At the MK Session, the Ministry of Defense Denies that Military Trials are Not Transparent
JAKARTA - The Ministry of Defense (Moeldoko) has denied the argument of the applicant for a test of the material of Law Number 31 of 1997 concerning Military Justice in the Constitutional Court which states that trials in military courts do not have guarantees of objectivity and transparency.
Director General of Defense Forces of the Ministry of Defense Haris Haryanto in the continuation of case number 260/PUU-XXIII/2025 said that the trial in the military court was supervised by external supervisors.
"The process in the military court is also open, the trial in the military court is monitored and supervised by the Supreme Court Supervisory Board and the Judicial Commission, just like the general court which also receives supervision from both institutions," said Haris when delivering the government statement reported by ANTARA, Thursday, February 12.
According to him, if there are deviations in trials in the military justice system, of course it will be the object of examination by the Bawas MA and KY.
During the trial, the Ministry of Defense denied all the arguments of the applicants, Lenny Damanik and Eva Meliani Br. Pasaribu, among which tested the heart of the Military Justice Law, namely Article 9 paragraph 1.
The Ministry of Defense basically stated that the military justice system was not in conflict with the constitution. It was said that Article 24 paragraph (2) of the Indonesian Constitution had confirmed the position of military justice as one of the judicial environments under the Constitutional Court.
"This confession shows that the constitution-makers from the beginning realized the need for a judicial system as a sub-judicial power of the Constitutional Court for the military," he said.
Unlike the views of the applicants, the Ministry of Defense said that Article 9 of the Military Justice Law, which regulates military courts, has the authority to try crimes committed by soldiers, does not violate the principle of equality before the law.
Haris explained that the article clearly adheres to subjective jurisdiction. This is because the jurisdiction of the court is determined by the status of the perpetrator as a soldier, not by the type of criminal act committed.
According to him, the principle of equality before the law does not negate the possibility of differences in legal treatment, as long as it is based on objective, rational, and proportional reasons.
"TNI soldiers have fundamentally different characteristics from civilians, both in terms of tasks, functions, and the value system inherent in them. Thus, the distinction of the court based on the status of military service is not a form of constitutional discrimination, but a justified differentiation," he said.
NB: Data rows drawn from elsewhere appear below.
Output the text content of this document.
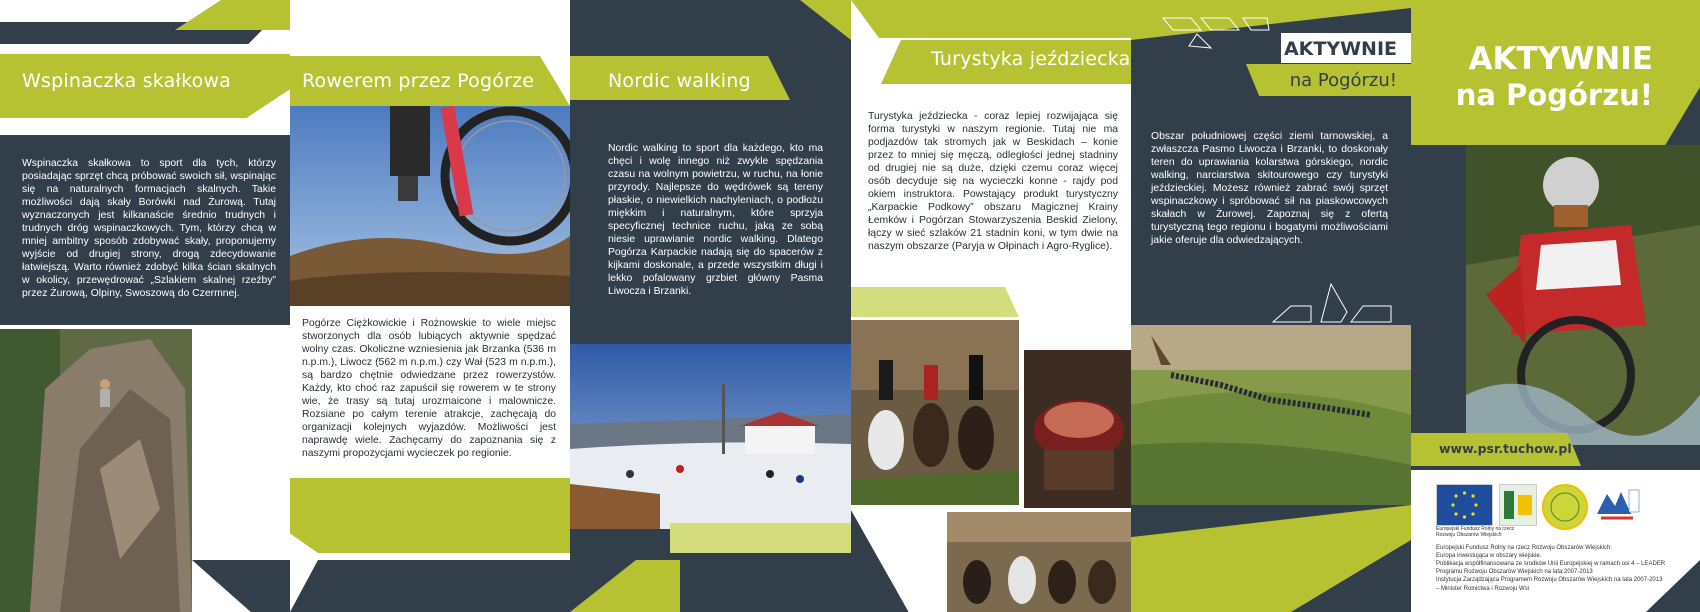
Wspinaczka skałkowa

Wspinaczka skałkowa to sport dla tych, którzy posiadając sprzęt chcą próbować swoich sił, wspinając się na naturalnych formacjach skalnych. Takie możliwości dają skały Borówki nad Żurową. Tutaj wyznaczonych jest kilkanaście średnio trudnych i trudnych dróg wspinaczkowych. Tym, którzy chcą w mniej ambitny sposób zdobywać skały, proponujemy wyjście od drugiej strony, drogą zdecydowanie łatwiejszą. Warto również zdobyć kilka ścian skalnych w okolicy, przewędrować „Szlakiem skalnej rzeźby” przez Żurową, Olpiny, Swoszową do Czermnej.

Rowerem przez Pogórze

Pogórze Ciężkowickie i Rożnowskie to wiele miejsc stworzonych dla osób lubiących aktywnie spędzać wolny czas. Okoliczne wzniesienia jak Brzanka (536 m n.p.m.), Liwocz (562 m n.p.m.) czy Wał (523 m n.p.m.), są bardzo chętnie odwiedzane przez rowerzystów. Każdy, kto choć raz zapuścił się rowerem w te strony wie, że trasy są tutaj urozmaicone i malownicze. Rozsiane po całym terenie atrakcje, zachęcają do organizacji kolejnych wyjazdów. Możliwości jest naprawdę wiele. Zachęcamy do zapoznania się z naszymi propozycjami wycieczek po regionie.

Nordic walking

Nordic walking to sport dla każdego, kto ma chęci i wolę innego niż zwykle spędzania czasu na wolnym powietrzu, w ruchu, na łonie przyrody. Najlepsze do wędrówek są tereny płaskie, o niewielkich nachyleniach, o podłożu miękkim i naturalnym, które sprzyja specyficznej technice ruchu, jaką ze sobą niesie uprawianie nordic walking. Dlatego Pogórza Karpackie nadają się do spacerów z kijkami doskonale, a przede wszystkim długi i lekko pofalowany grzbiet główny Pasma Liwocza i Brzanki.

Turystyka jeździecka

Turystyka jeździecka - coraz lepiej rozwijająca się forma turystyki w naszym regionie. Tutaj nie ma podjazdów tak stromych jak w Beskidach – konie przez to mniej się męczą, odległości jednej stadniny od drugiej nie są duże, dzięki czemu coraz więcej osób decyduje się na wycieczki konne - rajdy pod okiem instruktora. Powstający produkt turystyczny „Karpackie Podkowy” obszaru Magicznej Krainy Łemków i Pogórzan Stowarzyszenia Beskid Zielony, łączy w sieć szlaków 21 stadnin koni, w tym dwie na naszym obszarze (Paryja w Ołpinach i Agro-Ryglice).

AKTYWNIE
na Pogórzu!

Obszar południowej części ziemi tarnowskiej, a zwłaszcza Pasmo Liwocza i Brzanki, to doskonały teren do uprawiania kolarstwa górskiego, nordic walking, narciarstwa skitourowego czy turystyki jeździeckiej. Możesz również zabrać swój sprzęt wspinaczkowy i spróbować sił na piaskowcowych skałach w Żurowej. Zapoznaj się z ofertą turystyczną tego regionu i bogatymi możliwościami jakie oferuje dla odwiedzających.

AKTYWNIE
na Pogórzu!
www.psr.tuchow.pl
Europejski Fundusz Rolny na rzecz Rozwoju Obszarów Wiejskich
Europejski Fundusz Rolny na rzecz Rozwoju Obszarów Wiejskich:
Europa inwestująca w obszary wiejskie.
Publikacja współfinansowana ze środków Unii Europejskiej w ramach osi 4 – LEADER
Programu Rozwoju Obszarów Wiejskich na lata 2007-2013
Instytucja Zarządzająca Programem Rozwoju Obszarów Wiejskich na lata 2007-2013
– Minister Rolnictwa i Rozwoju Wsi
This matter was filed by Lenny Damanik and Eva Meliani Br. Pasaribu. They tested Article 9 paragraph 1, Article 43 paragraph (3), and Article 127 of Law Number 31 of 1997 concerning Military Justice.
Lenny is the mother of Michael Hitson Sitanggang (15), a victim of abuse who was killed by Sertu Reza Pahlivi in May 2024; while Eva Pasaribu is the daughter of Rico Sempurna Pasaribu, a journalist who was killed along with his wife, children, and grandchildren because his house was burned after reporting on a gambling business allegedly run by a TNI soldier with the initials Koptu HB.
Lenny and Eva questioned the dominance of military judicial jurisdiction over general courts. In their petition, the applicants said that there had been a difference in the legal position of TNI members with other citizens.
They reasoned that when committing a criminal offense, citizens who are not TNI soldiers are tried in a general court, while TNI members are tried in a military court even though the criminal offense committed is both a general criminal offense.
"The criminal offense violated is the same, namely a general criminal offense, but the jurisdiction of the court that has the authority to try is different, the procedure is different, and the verdict is also very different," the applicants said, quoted from their application file.
In addition, they also reasoned that trials in public courts were held in public, could be attended and directly supervised by all parties, and the verdict could be easily accessed. However, this did not happen in the military court.
"On the contrary, the trial process against TNI members in military courts is carried out in a closed manner, with minimal supervision, and the decision on the case is more difficult to access," the applicants added.
Article 9, paragraph 1, is the heart of the Military Justice Law which regulates military courts with the authority to try criminal acts committed by soldiers.
The applicants specifically questioned the phrase "criminal offense". According to them, the phrase "criminal offense" opens up a wide opportunity for interpretation of the military court's authority.
This condition, according to the applicants, causes the military court to not only be able to try soldiers who commit military crimes and military disciplinary violations, but also to try general crimes such as corruption, traffic, and narcotics.
Therefore, Lenny and Eva asked the Constitutional Court to change the phrase "criminal act" in Article 9 paragraph 1 of the Military Justice Law into "military criminal act".